I’ll be honest, I probably don’t know the secret of creating a successful integrated cinematic universe. But I’m pretty sure it starts with: create one or two movies that are really genuinely good on their own merits, which people want to watch.
Most of these failed cinematic universes have been launched with absolute unwatchable tripe, or with bland forgettable porridge.
This seems the exact opposite of true?
You know I’ve defended the Mummy, and there’s a lot of artistic integrity to Man of Steel. I don’t know what other universes you are thinking but, but these two aren’t tripe.
If the entire lesson is “use Iron Man and Avengers to launch a CU” then - while it was definitely a risk back then - the lesson seems to be to play it safe with television friendly style story-telling: lots of witty banter and pace the plot to within an inch of its life, but do not deviate from “what will make people laugh and feel comfortable.” Certainly don’t challenge the audience. Take your risks 10 movies in, with Thor 3 and Captain America 3.
So in the broader sense we’re actually not disagreeing here. I did say “which people want to watch” for a reason; I’m mostly talking about the tradesman’s craft of “keeping the audience entertained and invested” rather than anything more highflown. (Marvel has generally done a bangup job of that, going all the way back to Iron Man.) And, yeah, if that’s that goal – which it probably should be if you’re trying to launch a franchise – complicated or deep artistry probably doesn’t offer nearly as much as it risks.
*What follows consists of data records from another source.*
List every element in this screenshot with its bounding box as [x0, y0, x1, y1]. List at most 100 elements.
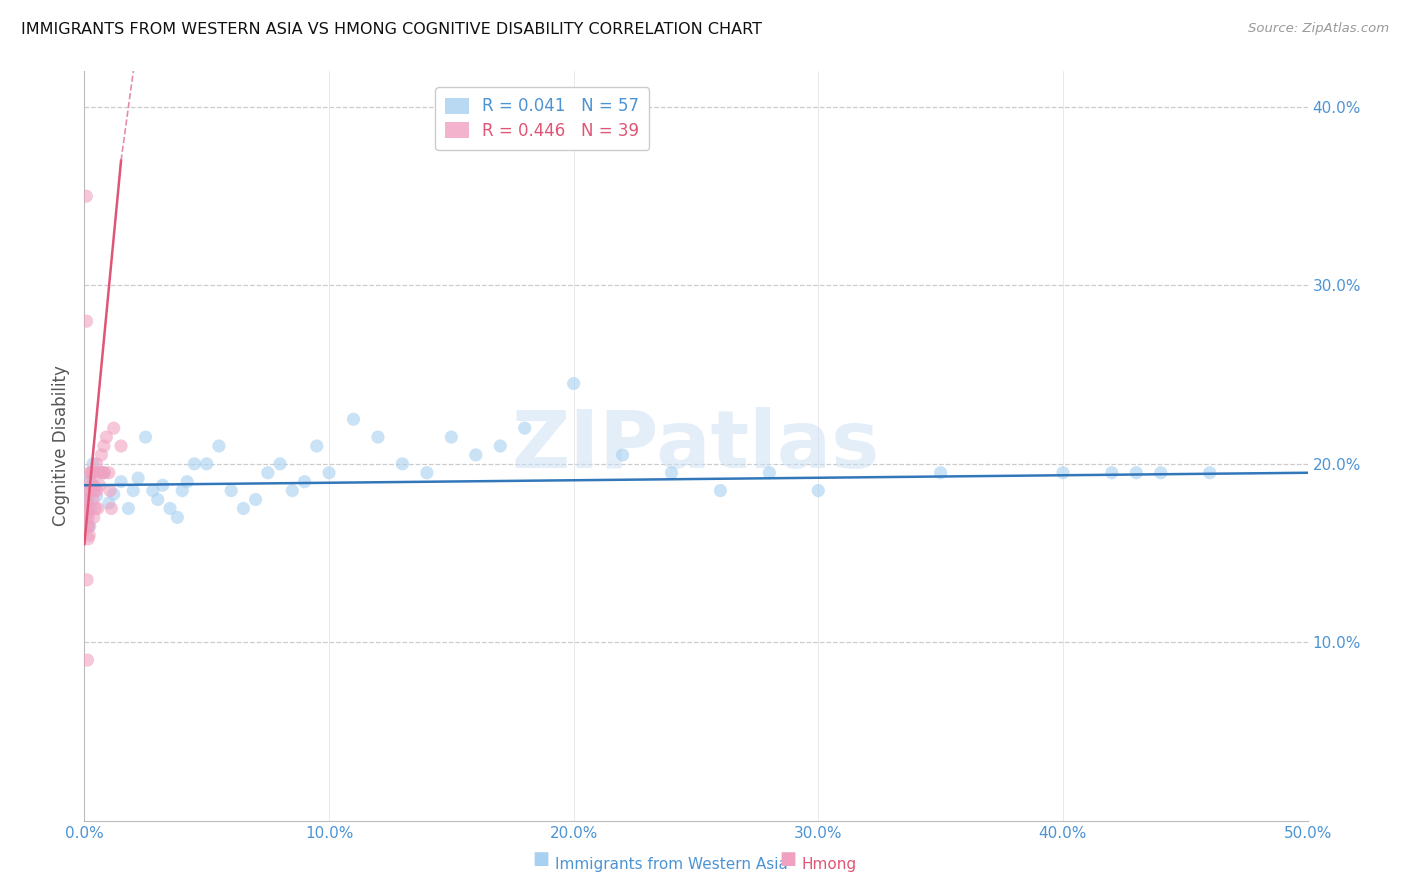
Point [87, 466, 110, 480]
Point [98, 483, 121, 498]
Text: Hmong: Hmong [801, 857, 856, 872]
Point [79, 466, 101, 480]
Point [82, 492, 104, 507]
Point [562, 376, 585, 391]
Point [110, 439, 132, 453]
Point [86, 457, 108, 471]
Point [93, 466, 115, 480]
Point [80, 466, 103, 480]
Point [183, 457, 205, 471]
Point [93, 466, 115, 480]
Point [807, 483, 830, 498]
Point [89, 478, 111, 492]
Point [1052, 466, 1074, 480]
Point [1125, 466, 1147, 480]
Point [166, 510, 188, 524]
Point [440, 430, 463, 444]
Point [83, 478, 105, 492]
Point [172, 483, 194, 498]
Point [76, 501, 98, 516]
Point [612, 448, 634, 462]
Point [79, 475, 101, 489]
Point [77, 492, 100, 507]
Point [79, 501, 101, 516]
Point [257, 466, 280, 480]
Point [342, 412, 364, 426]
Point [709, 483, 731, 498]
Point [245, 492, 267, 507]
Point [91, 466, 114, 480]
Point [76, 573, 98, 587]
Point [489, 439, 512, 453]
Point [77, 519, 100, 533]
Point [82, 478, 104, 492]
Point [367, 430, 389, 444]
Point [661, 466, 683, 480]
Point [93, 439, 115, 453]
Legend: R = 0.041   N = 57, R = 0.446   N = 39: R = 0.041 N = 57, R = 0.446 N = 39 [436, 87, 648, 150]
Point [219, 483, 242, 498]
Point [142, 483, 165, 498]
Point [1150, 466, 1173, 480]
Point [269, 457, 291, 471]
Point [83, 510, 105, 524]
Text: Source: ZipAtlas.com: Source: ZipAtlas.com [1249, 22, 1389, 36]
Point [232, 501, 254, 516]
Point [87, 501, 110, 516]
Point [76, 496, 98, 510]
Point [195, 457, 218, 471]
Point [176, 475, 198, 489]
Point [83, 466, 105, 480]
Point [152, 478, 174, 492]
Point [76, 507, 98, 521]
Point [76, 475, 98, 489]
Point [758, 466, 780, 480]
Point [82, 457, 104, 471]
Point [76, 314, 98, 328]
Point [127, 471, 149, 485]
Point [77, 510, 100, 524]
Point [97, 496, 120, 510]
Point [1101, 466, 1123, 480]
Point [929, 466, 952, 480]
Point [416, 466, 439, 480]
Text: IMMIGRANTS FROM WESTERN ASIA VS HMONG COGNITIVE DISABILITY CORRELATION CHART: IMMIGRANTS FROM WESTERN ASIA VS HMONG CO… [21, 22, 762, 37]
Text: ■: ■ [779, 850, 796, 868]
Point [76, 492, 98, 507]
Point [391, 457, 413, 471]
Point [1198, 466, 1220, 480]
Point [80, 466, 103, 480]
Point [103, 421, 125, 435]
Point [281, 483, 304, 498]
Point [103, 487, 125, 501]
Point [75, 189, 97, 203]
Point [77, 532, 100, 546]
Point [117, 501, 139, 516]
Point [76, 483, 98, 498]
Text: Immigrants from Western Asia: Immigrants from Western Asia [555, 857, 789, 872]
Point [97, 466, 120, 480]
Point [77, 528, 100, 542]
Point [83, 483, 105, 498]
Point [294, 475, 316, 489]
Point [90, 448, 112, 462]
Point [76, 519, 98, 533]
Point [100, 501, 122, 516]
Point [135, 430, 157, 444]
Text: ■: ■ [533, 850, 550, 868]
Point [122, 483, 145, 498]
Point [84, 501, 107, 516]
Point [110, 475, 132, 489]
Point [513, 421, 536, 435]
Point [159, 501, 181, 516]
Y-axis label: Cognitive Disability: Cognitive Disability [52, 366, 70, 526]
Point [146, 492, 169, 507]
Point [76, 653, 98, 667]
Point [96, 430, 118, 444]
Point [86, 489, 108, 503]
Point [79, 519, 101, 533]
Point [464, 448, 486, 462]
Point [86, 483, 108, 498]
Text: ZIPatlas: ZIPatlas [512, 407, 880, 485]
Point [318, 466, 340, 480]
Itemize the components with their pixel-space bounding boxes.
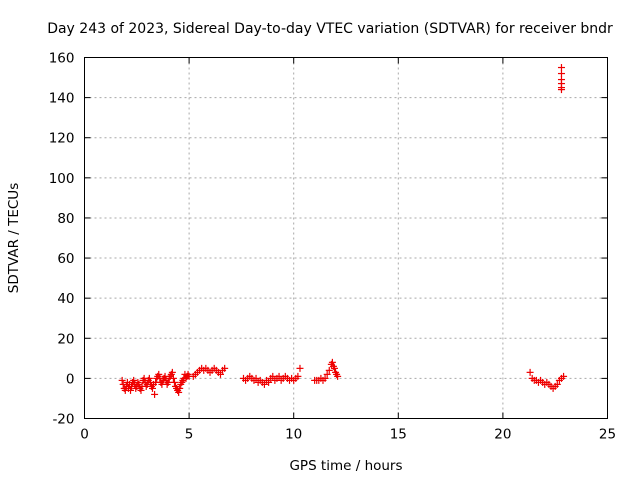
plot-frame (84, 57, 608, 419)
data-point (526, 368, 534, 376)
data-point (265, 378, 273, 386)
data-point (127, 386, 135, 394)
data-point (260, 380, 268, 388)
data-point (148, 384, 156, 392)
data-point (557, 70, 565, 78)
data-point (252, 374, 260, 382)
grid-lines (84, 57, 608, 419)
data-point (330, 364, 338, 372)
data-point (553, 380, 561, 388)
data-point (334, 372, 342, 380)
data-point (168, 368, 176, 376)
data-point (275, 372, 283, 380)
data-point (269, 372, 277, 380)
x-tick-labels: 0 5 10 15 20 25 (80, 427, 616, 443)
chart-title: Day 243 of 2023, Sidereal Day-to-day VTE… (47, 21, 613, 37)
data-point (155, 370, 163, 378)
data-points (118, 64, 568, 398)
y-tick-label: 60 (57, 251, 74, 267)
x-tick-label: 20 (494, 427, 511, 443)
y-tick-label: 20 (57, 331, 74, 347)
data-point (557, 86, 565, 94)
x-tick-label: 25 (599, 427, 616, 443)
data-point (325, 366, 333, 374)
data-point (151, 390, 159, 398)
data-point (294, 372, 302, 380)
data-point (130, 376, 138, 384)
y-axis-label: SDTVAR / TECUs (6, 183, 22, 293)
data-point (145, 374, 153, 382)
x-tick-label: 15 (390, 427, 407, 443)
data-point (176, 384, 184, 392)
y-tick-label: 100 (49, 171, 75, 187)
y-tick-label: 40 (57, 291, 74, 307)
data-point (557, 64, 565, 72)
y-tick-label: 160 (49, 51, 75, 67)
data-point (118, 376, 126, 384)
data-point (221, 364, 229, 372)
data-point (323, 370, 331, 378)
data-point (328, 358, 336, 366)
data-point (560, 372, 568, 380)
y-tick-label: 80 (57, 211, 74, 227)
x-tick-label: 10 (285, 427, 302, 443)
y-tick-labels: -20 0 20 40 60 80 100 120 140 160 (49, 51, 75, 428)
data-point (321, 374, 329, 382)
x-axis-label: GPS time / hours (289, 458, 402, 474)
data-point (175, 388, 183, 396)
data-point (216, 370, 224, 378)
axis-ticks (84, 57, 608, 419)
y-tick-label: -20 (52, 412, 74, 428)
y-tick-label: 140 (49, 91, 75, 107)
x-tick-label: 0 (80, 427, 89, 443)
data-point (169, 374, 177, 382)
x-tick-label: 5 (185, 427, 194, 443)
y-tick-label: 0 (66, 371, 75, 387)
data-point (170, 378, 178, 386)
y-tick-label: 120 (49, 131, 75, 147)
data-point (164, 378, 172, 386)
data-point (296, 364, 304, 372)
data-point (137, 386, 145, 394)
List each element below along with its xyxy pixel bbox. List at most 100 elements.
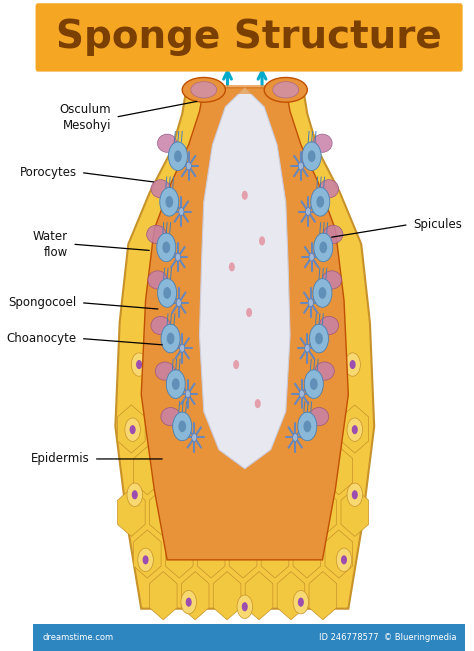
- Ellipse shape: [324, 225, 343, 243]
- Circle shape: [161, 324, 180, 353]
- Circle shape: [176, 299, 182, 307]
- Ellipse shape: [315, 362, 334, 380]
- Circle shape: [136, 360, 142, 369]
- Circle shape: [305, 344, 310, 352]
- Ellipse shape: [309, 408, 328, 426]
- Circle shape: [242, 602, 248, 611]
- Text: ID 246778577  © Blueringmedia: ID 246778577 © Blueringmedia: [319, 633, 456, 642]
- Polygon shape: [325, 447, 353, 495]
- Polygon shape: [293, 530, 321, 578]
- Circle shape: [186, 598, 191, 607]
- Polygon shape: [213, 405, 241, 453]
- Text: Osculum
Mesohyi: Osculum Mesohyi: [59, 103, 111, 132]
- Bar: [33, 624, 465, 651]
- Circle shape: [347, 483, 363, 506]
- Circle shape: [131, 353, 147, 376]
- Polygon shape: [149, 405, 177, 453]
- Circle shape: [309, 253, 314, 261]
- Circle shape: [132, 490, 138, 499]
- Polygon shape: [134, 530, 161, 578]
- Circle shape: [167, 333, 174, 344]
- Circle shape: [341, 555, 347, 564]
- Polygon shape: [229, 447, 257, 495]
- Circle shape: [303, 421, 311, 432]
- Polygon shape: [229, 530, 257, 578]
- Circle shape: [336, 548, 352, 572]
- Circle shape: [138, 548, 153, 572]
- Polygon shape: [149, 488, 177, 536]
- Polygon shape: [309, 488, 337, 536]
- Polygon shape: [165, 447, 193, 495]
- Circle shape: [157, 233, 176, 262]
- Polygon shape: [277, 488, 305, 536]
- Circle shape: [185, 390, 191, 398]
- Polygon shape: [309, 572, 337, 620]
- Ellipse shape: [148, 271, 167, 289]
- Circle shape: [308, 299, 313, 307]
- Circle shape: [168, 142, 187, 171]
- Polygon shape: [165, 530, 193, 578]
- Ellipse shape: [264, 77, 307, 102]
- Ellipse shape: [151, 180, 170, 198]
- Circle shape: [298, 412, 317, 441]
- Circle shape: [313, 279, 332, 307]
- Polygon shape: [277, 405, 305, 453]
- Circle shape: [229, 262, 235, 271]
- Circle shape: [127, 483, 143, 506]
- Circle shape: [237, 595, 253, 618]
- Polygon shape: [182, 572, 209, 620]
- Circle shape: [191, 434, 197, 441]
- Polygon shape: [213, 488, 241, 536]
- Circle shape: [302, 142, 321, 171]
- Circle shape: [172, 378, 180, 390]
- Circle shape: [293, 590, 309, 614]
- Circle shape: [316, 196, 324, 208]
- Circle shape: [310, 324, 328, 353]
- Polygon shape: [141, 88, 348, 560]
- Circle shape: [299, 390, 304, 398]
- Circle shape: [319, 287, 326, 299]
- Circle shape: [304, 370, 323, 398]
- Circle shape: [160, 187, 179, 216]
- Text: Choanocyte: Choanocyte: [7, 332, 76, 345]
- Polygon shape: [213, 572, 241, 620]
- Circle shape: [163, 287, 171, 299]
- Polygon shape: [118, 488, 145, 536]
- Polygon shape: [118, 405, 145, 453]
- Polygon shape: [261, 447, 289, 495]
- Circle shape: [292, 434, 298, 441]
- Ellipse shape: [191, 81, 217, 98]
- Circle shape: [178, 421, 186, 432]
- Circle shape: [350, 360, 356, 369]
- Circle shape: [143, 555, 148, 564]
- Circle shape: [163, 242, 170, 253]
- Polygon shape: [149, 572, 177, 620]
- Text: Spongocoel: Spongocoel: [8, 296, 76, 309]
- Polygon shape: [182, 405, 209, 453]
- Circle shape: [180, 344, 185, 352]
- Ellipse shape: [273, 81, 299, 98]
- Polygon shape: [134, 447, 161, 495]
- Polygon shape: [182, 488, 209, 536]
- Polygon shape: [341, 405, 369, 453]
- Polygon shape: [245, 572, 273, 620]
- Circle shape: [347, 418, 363, 441]
- Circle shape: [352, 425, 358, 434]
- Text: Sponge Structure: Sponge Structure: [56, 18, 442, 56]
- Polygon shape: [245, 488, 273, 536]
- Circle shape: [319, 242, 327, 253]
- Ellipse shape: [319, 180, 338, 198]
- Ellipse shape: [319, 316, 338, 335]
- Circle shape: [233, 360, 239, 369]
- Polygon shape: [293, 447, 321, 495]
- Polygon shape: [187, 85, 303, 94]
- Circle shape: [181, 590, 196, 614]
- Polygon shape: [261, 530, 289, 578]
- Polygon shape: [325, 530, 353, 578]
- Text: dreamstime.com: dreamstime.com: [42, 633, 113, 642]
- Polygon shape: [309, 405, 337, 453]
- Ellipse shape: [155, 362, 175, 380]
- Circle shape: [175, 253, 181, 261]
- Circle shape: [255, 399, 261, 408]
- Ellipse shape: [313, 134, 332, 152]
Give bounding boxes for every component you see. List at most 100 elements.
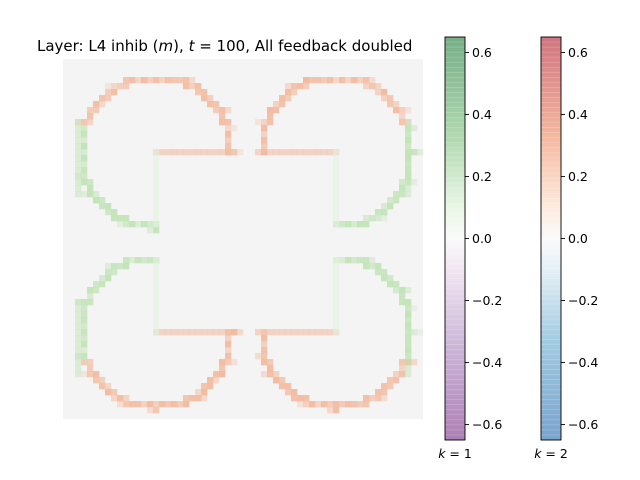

But it’s worth noting that few big-budget action movies have managed to deliver Marvel-style polish. This is not the “easy path.”
All that said…Man of Steel may have integrity but that doesn’t actually make it good art (let alone fun art), I tried to watch The Mummy but literally could not make myself care enough to keep on with it even on a plane, and I’m baffled by the idea that either Ragnarok or Civil War was artistically risky in any meaningful sense.
(Also, if I understand correctly, the movie that was supposed to launch the Universal Monsters cinematic universe was the resoundingly mediocre Dracula Untold.)